I was doing a missions week at a college during our off field assignment (formally known as furlough.) During one panel session, a student asked, “What do we need to do to prepare for mission work?” Different missionaries on the panel gave different answers. I said that we need to be obedient in everything. The gentlemen next to me paused for a while, and then he said, “You just need to be dead.”

Later during the conference I caught up to this gentleman to thank him for his words. He helped me remember that I just need to be dead; dead to myself. If we are dead to ourselves and alive in Christ, then often all of the little insecurities or things that bother us in life are not as important as simply living life for Christ.

Luke 9:23-24: "Then he said to them all: 'If anyone would come after me, he must deny himself and take up his cross daily and follow me. For whoever wants to save his life will lose it, but whoever loses his life for me will save it.'"

Reconcilers!

Second Annual Missions Conference in Spain

Samuel Escobar, missions Professor in Spain, spoke on the 1st of May, 2011, at the second annual missions conference in Spain. He spoke on “Las Iglesias y su mission en el mundo,” (churches and their mission in the world.) He spoke on how we need to “learn to see the world with the eyes of God. 2 Corinthians 5:16-21: “So from now on we regard no one from a worldly point of view. Though we once regarded Christ in this way, we do so no longer. Therefore, if anyone is in Christ, he is a new creation; the old has gone, the new has come! All this is from God, who reconciled us to himself through Christ and gave us the ministry of reconciliation: that God was reconciling the world to himself in Christ, not counting men’s sins against them. And he has committed to us the message of reconciliation. We are therefore Christ’s ambassadors, as though God were making his appeal through us. We implore you on Christ’s behalf: Be reconciled to God. God made him who had no sin to be sin for us, so that in him we might become the righteousness of God.”

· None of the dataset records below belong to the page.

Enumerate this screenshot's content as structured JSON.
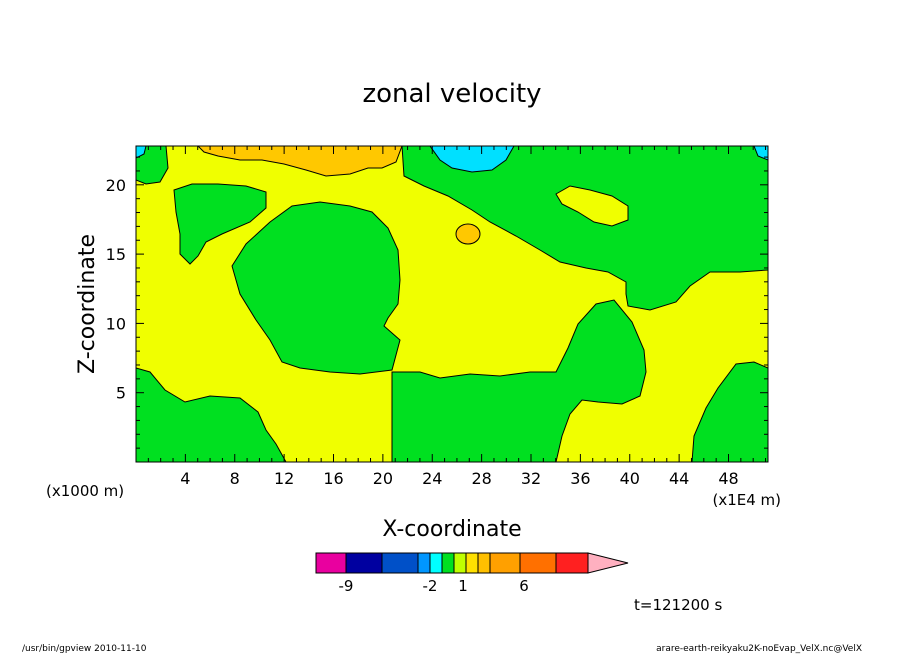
{
  "chart_data": {
    "type": "heatmap",
    "title": "zonal velocity",
    "xlabel": "X-coordinate",
    "ylabel": "Z-coordinate",
    "x_ticks": [
      "4",
      "8",
      "12",
      "16",
      "20",
      "24",
      "28",
      "32",
      "36",
      "40",
      "44",
      "48"
    ],
    "x_tick_values": [
      4,
      8,
      12,
      16,
      20,
      24,
      28,
      32,
      36,
      40,
      44,
      48
    ],
    "y_ticks": [
      "5",
      "10",
      "15",
      "20"
    ],
    "y_tick_values": [
      5,
      10,
      15,
      20
    ],
    "xlim": [
      0,
      51.2
    ],
    "ylim": [
      0,
      22.8
    ],
    "x_unit_left": "(x1000 m)",
    "x_unit_right": "(x1E4 m)",
    "colorbar_labels": [
      "-9",
      "-2",
      "1",
      "6"
    ],
    "colorbar_colors": [
      "#e9009f",
      "#8c00c8",
      "#0000a0",
      "#0050c8",
      "#0096ff",
      "#00ffff",
      "#00e020",
      "#c0ff00",
      "#ffe000",
      "#ffc000",
      "#ffa000",
      "#ff7000",
      "#ff2020",
      "#ff8080",
      "#ffb0c0"
    ],
    "fill_colors": {
      "green": "#00e020",
      "yellow": "#f0ff00",
      "orange": "#ffc800",
      "cyan": "#00e0ff"
    },
    "timestamp": "t=121200 s"
  },
  "footer": {
    "left": "/usr/bin/gpview  2010-11-10",
    "right": "arare-earth-reikyaku2K-noEvap_VelX.nc@VelX"
  }
}
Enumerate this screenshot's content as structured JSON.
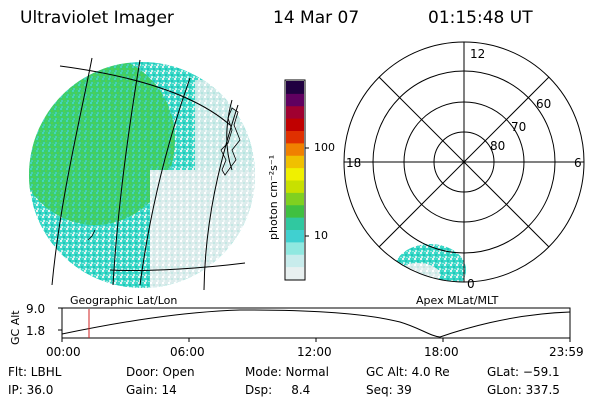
{
  "header": {
    "title": "Ultraviolet Imager",
    "date": "14 Mar 07",
    "time": "01:15:48 UT"
  },
  "colorbar": {
    "unit_label": "photon cm⁻²s⁻¹",
    "tick_100": "100",
    "tick_10": "10",
    "colors": [
      "#e8f0f0",
      "#c8ecec",
      "#90e8e0",
      "#40d0d0",
      "#30c8a0",
      "#40c040",
      "#80d020",
      "#c8e000",
      "#f0f000",
      "#f0c000",
      "#f08000",
      "#e03000",
      "#c00000",
      "#a00030",
      "#600060",
      "#200040"
    ]
  },
  "left_map": {
    "caption": "Geographic Lat/Lon"
  },
  "right_polar": {
    "caption": "Apex MLat/MLT",
    "mlt_labels": {
      "top": "12",
      "left": "18",
      "right": "6",
      "bottom": "0"
    },
    "lat_labels": [
      "60",
      "70",
      "80"
    ]
  },
  "altitude_plot": {
    "ylabel": "GC Alt",
    "y_ticks": [
      "9.0",
      "1.8"
    ],
    "x_ticks": [
      "00:00",
      "06:00",
      "12:00",
      "18:00",
      "23:59"
    ],
    "marker_time": "01:15:48",
    "marker_color": "#d02020"
  },
  "status": {
    "row1": [
      {
        "key": "flt",
        "text": "Flt: LBHL"
      },
      {
        "key": "door",
        "text": "Door: Open"
      },
      {
        "key": "mode",
        "text": "Mode: Normal"
      },
      {
        "key": "gcalt",
        "text": "GC Alt: 4.0 Re"
      },
      {
        "key": "glat",
        "text": "GLat: −59.1"
      }
    ],
    "row2": [
      {
        "key": "ip",
        "text": "IP: 36.0"
      },
      {
        "key": "gain",
        "text": "Gain: 14"
      },
      {
        "key": "dsp",
        "text": "Dsp:     8.4"
      },
      {
        "key": "seq",
        "text": "Seq: 39"
      },
      {
        "key": "glon",
        "text": "GLon: 337.5"
      }
    ]
  }
}
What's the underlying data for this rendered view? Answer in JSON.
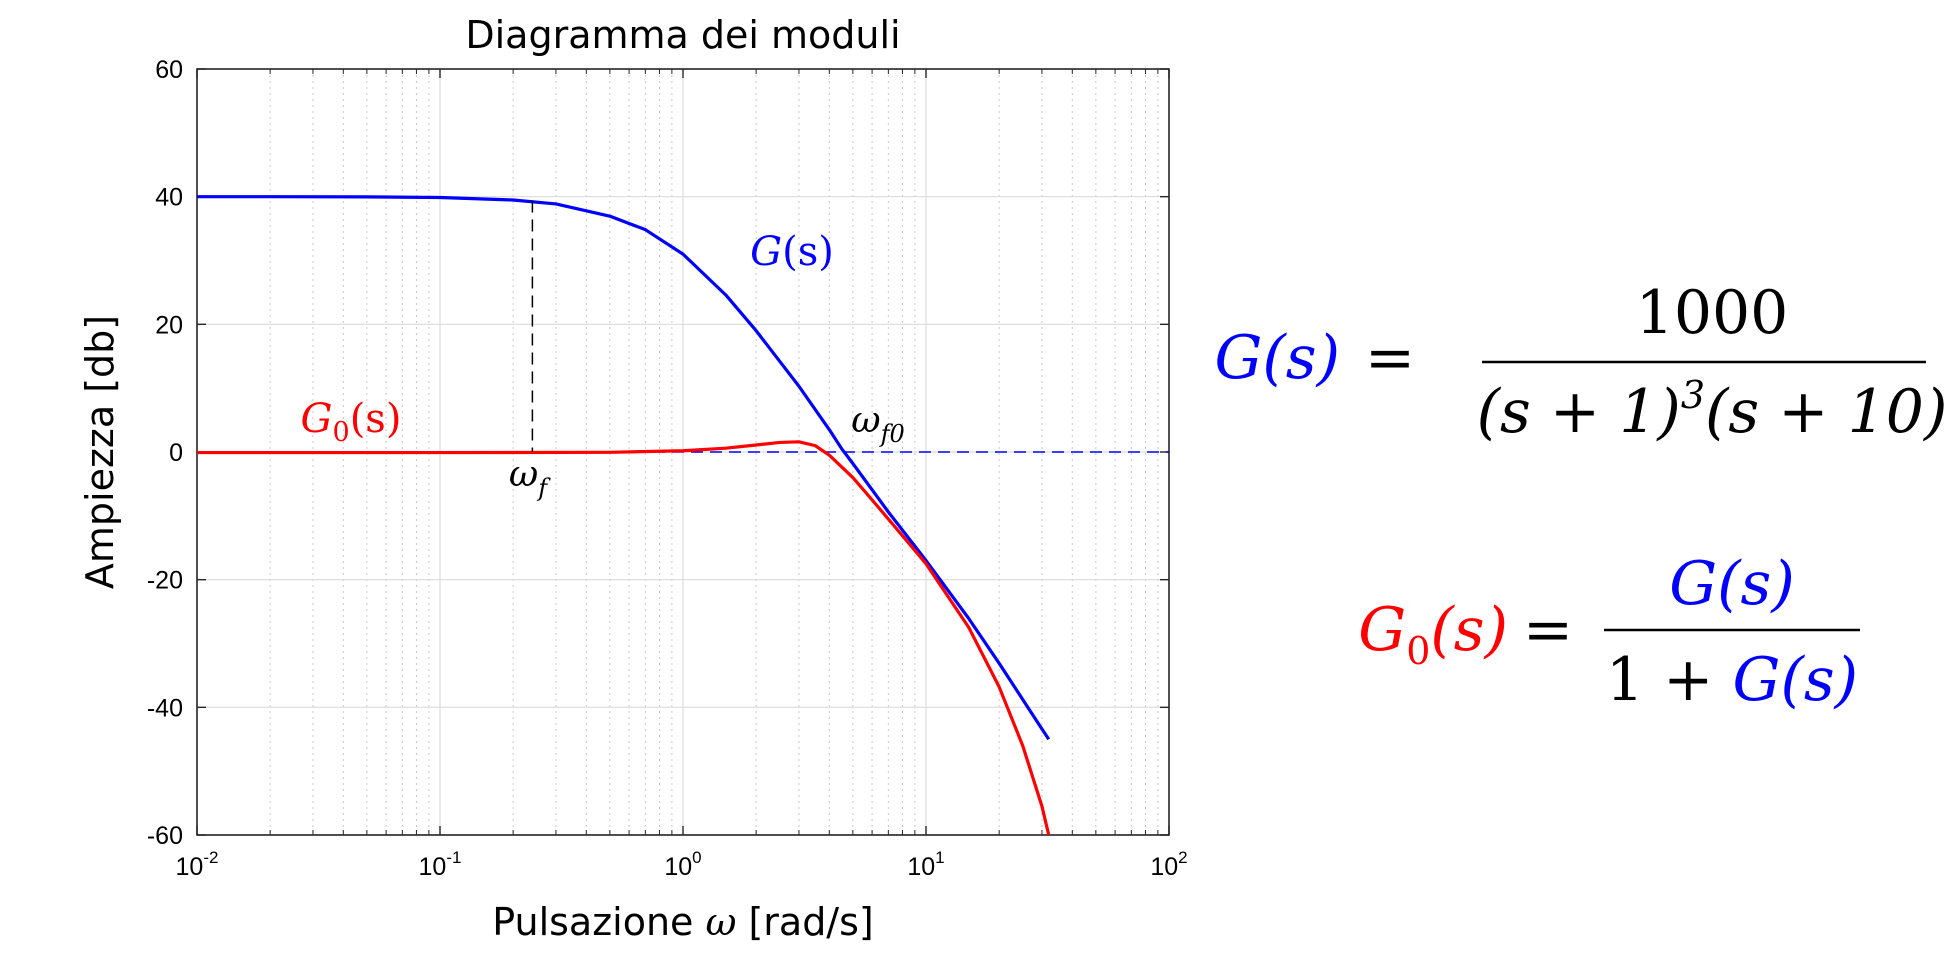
{
  "chart_data": {
    "type": "line",
    "title": "Diagramma dei moduli",
    "xlabel_text": "Pulsazione",
    "xlabel_symbol": "ω",
    "xlabel_unit": "[rad/s]",
    "ylabel": "Ampiezza [db]",
    "x_scale": "log",
    "xlim": [
      0.01,
      100
    ],
    "ylim": [
      -60,
      60
    ],
    "x_ticks": [
      {
        "base": "10",
        "exp": "-2"
      },
      {
        "base": "10",
        "exp": "-1"
      },
      {
        "base": "10",
        "exp": "0"
      },
      {
        "base": "10",
        "exp": "1"
      },
      {
        "base": "10",
        "exp": "2"
      }
    ],
    "y_ticks": [
      "60",
      "40",
      "20",
      "0",
      "-20",
      "-40",
      "-60"
    ],
    "grid": true,
    "series": [
      {
        "label_base": "G",
        "label_sub": "",
        "label_arg": "(s)",
        "color": "#0000ff",
        "style": "solid",
        "x": [
          0.01,
          0.02,
          0.05,
          0.1,
          0.2,
          0.3,
          0.5,
          0.7,
          1,
          1.5,
          2,
          3,
          4,
          4.5,
          5,
          7,
          10,
          15,
          20,
          30,
          32
        ],
        "y": [
          40.0,
          40.0,
          39.97,
          39.87,
          39.48,
          38.86,
          36.95,
          34.83,
          31.0,
          24.6,
          19.0,
          10.3,
          3.5,
          0.5,
          -1.8,
          -9.4,
          -17.0,
          -26.1,
          -33.1,
          -43.4,
          -45.0
        ]
      },
      {
        "label_base": "G",
        "label_sub": "0",
        "label_arg": "(s)",
        "color": "#ff0000",
        "style": "solid",
        "x": [
          0.01,
          0.1,
          0.5,
          1,
          1.5,
          2,
          2.5,
          3,
          3.5,
          4,
          5,
          6,
          7,
          10,
          15,
          20,
          25,
          30,
          32
        ],
        "y": [
          -0.09,
          -0.09,
          -0.05,
          0.2,
          0.6,
          1.1,
          1.5,
          1.6,
          1.0,
          -0.5,
          -4.0,
          -7.5,
          -10.5,
          -17.5,
          -27.5,
          -36.8,
          -46.0,
          -55.5,
          -60.0
        ]
      },
      {
        "label_base": "",
        "label_sub": "",
        "label_arg": "",
        "color": "#0000ff",
        "style": "dashed",
        "x": [
          0.01,
          100
        ],
        "y": [
          0,
          0
        ]
      }
    ],
    "annotations": [
      {
        "base": "ω",
        "sub": "f",
        "x": 0.24,
        "y_from": 39.4,
        "y_to": 0
      },
      {
        "base": "ω",
        "sub": "f0",
        "x": 4.5,
        "y": 0
      }
    ]
  },
  "formulas": {
    "G": {
      "lhs": "G(s)",
      "eq": "=",
      "num": "1000",
      "den_a": "(s + 1)",
      "den_exp": "3",
      "den_b": "(s + 10)"
    },
    "G0": {
      "lhs_base": "G",
      "lhs_sub": "0",
      "lhs_arg": "(s)",
      "eq": "=",
      "num": "G(s)",
      "den_pre": "1 + ",
      "den_g": "G(s)"
    }
  }
}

Are we continuing to be reconcilers for God?

Do we see the world as Jesus did? Matthew 9: 35-38, “Jesus went through all the towns and villages, teaching in their synagogues, preaching the good news of the kingdom and healing every disease and sickness. When he saw the crowds, he had compassion on them, because they were harassed and helpless like sheep without a shepherd. Then he said to his disciples, ‘The harvest is plentiful but the workers are few. Ask the Lord of the harvest, therefore, to send out workers into his harvest field.’ “

Are we continuing to “ask the Lord of the harvest to send out workers into his harvest field?” Are we continuing to pray, give, and go for the harvest, for the reconciliation of His world unto Him?